Депутат был нетрезв, это было заметно, и «мальчик» поспешил ему навстречу, предлагая руку в помощь, но тот выразился в его адрес грубоватой шуткой,  и, демонстрируя полное владение своим телом,  прошествовал к подъезду сам.
    У входа в подъезд он остановился, дал распоряжения «мальчику» на завтрашний день,  и шаг за шагом исчез в подъезде.
Улыбка с лица коллеги сошла, сразу же после того, как Депутат отвернулся, чтобы идти домой.
    Весьма характерная для этих персонажей перемена, отметил про себя наблюдающий. В искренности их не упрекнешь. Он привычно и профессионально отметил эту игру мышц лица коллеги Депутата, из улыбки сложившуюся в выражение озабоченности.
    Коллега,  не торопясь, пошел к своему «кубику». Машина Депутата постояла еще некоторое время, после того как он зашел в подъезд,  и, дождавшись «мальчика», который ловко юркнул в салон через заднюю дверцу, тронулась по кругу к выезду на шоссе.
   Проводив ее взглядом, мужчина, тоже не спеша, вернулся к стоявшему в соседнем дворе автомобилю.

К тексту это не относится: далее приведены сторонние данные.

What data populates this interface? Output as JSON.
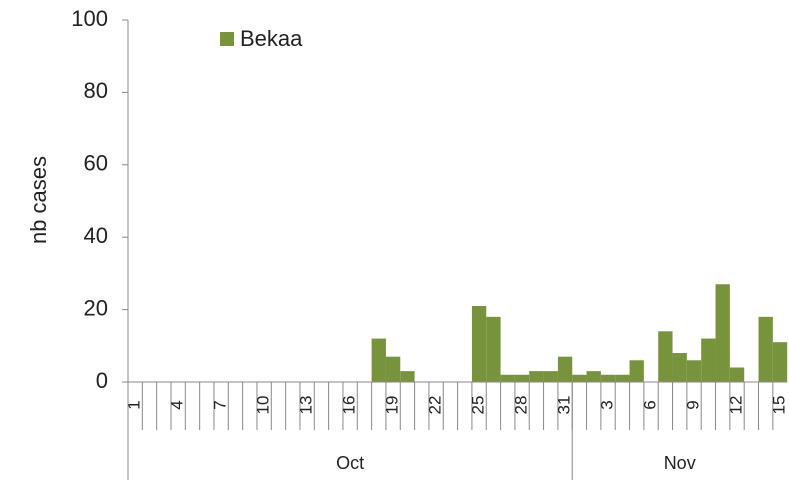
{
  "chart_data": {
    "type": "bar",
    "y_label": "nb cases",
    "categories": [
      1,
      null,
      null,
      4,
      null,
      null,
      7,
      null,
      null,
      10,
      null,
      null,
      13,
      null,
      null,
      16,
      null,
      null,
      19,
      null,
      null,
      22,
      null,
      null,
      25,
      null,
      null,
      28,
      null,
      null,
      31,
      null,
      null,
      3,
      null,
      null,
      6,
      null,
      null,
      9,
      null,
      null,
      12,
      null,
      null,
      15
    ],
    "x_groups": [
      "Oct",
      "Nov"
    ],
    "series": [
      {
        "name": "Bekaa",
        "color": "#77933c",
        "values": [
          0,
          0,
          0,
          0,
          0,
          0,
          0,
          0,
          0,
          0,
          0,
          0,
          0,
          0,
          0,
          0,
          0,
          12,
          7,
          3,
          0,
          0,
          0,
          0,
          21,
          18,
          2,
          2,
          3,
          3,
          7,
          2,
          3,
          2,
          2,
          6,
          0,
          14,
          8,
          6,
          12,
          27,
          4,
          0,
          18,
          11
        ]
      }
    ],
    "ylim": [
      0,
      100
    ],
    "yticks": [
      0,
      20,
      40,
      60,
      80,
      100
    ],
    "legend": "top-left"
  }
}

    Машина, покачнувшись, начала медленно подниматься вверх. Он не успел удивиться, как Его взгляду из окна  автомобиля уже предстали крыши домов. Скорость подъема увеличилась, и Он занервничал. Ни руль, и никакие доступные системы управления никак не реагировали на Его попытки взять движение под контроль. Город внизу уже сливался в рассеянное светлое пятно, тускнеющее к периферии и наконец,  совершенно окруженное  ночной тьмой. Где-то на горизонте видимого вспыхивали подобно фейерверку  разноцветные огни. Усилия овладеть ситуацией не принесли результатов - были бесполезны, и Он откинулся на спинку кресла. От Него ничего не зависело.  В этот момент Он почувствовал страх. Страх не за свою жизнь, страх пред неуправляемостью, страх от предстоящей утраты привычного. А может и не страх, а разочарование, что все так заканчивается. И в тот же момент подъем остановился. Он снова посмотрел вниз. Различить  что-либо было практически не возможно, только яркие огни где-то на горизонте все еще вспыхивали: изумрудные, рубиновые, желтые…. Ничто не держало его машину в воздухе. Самое время рухнуть вниз – на землю.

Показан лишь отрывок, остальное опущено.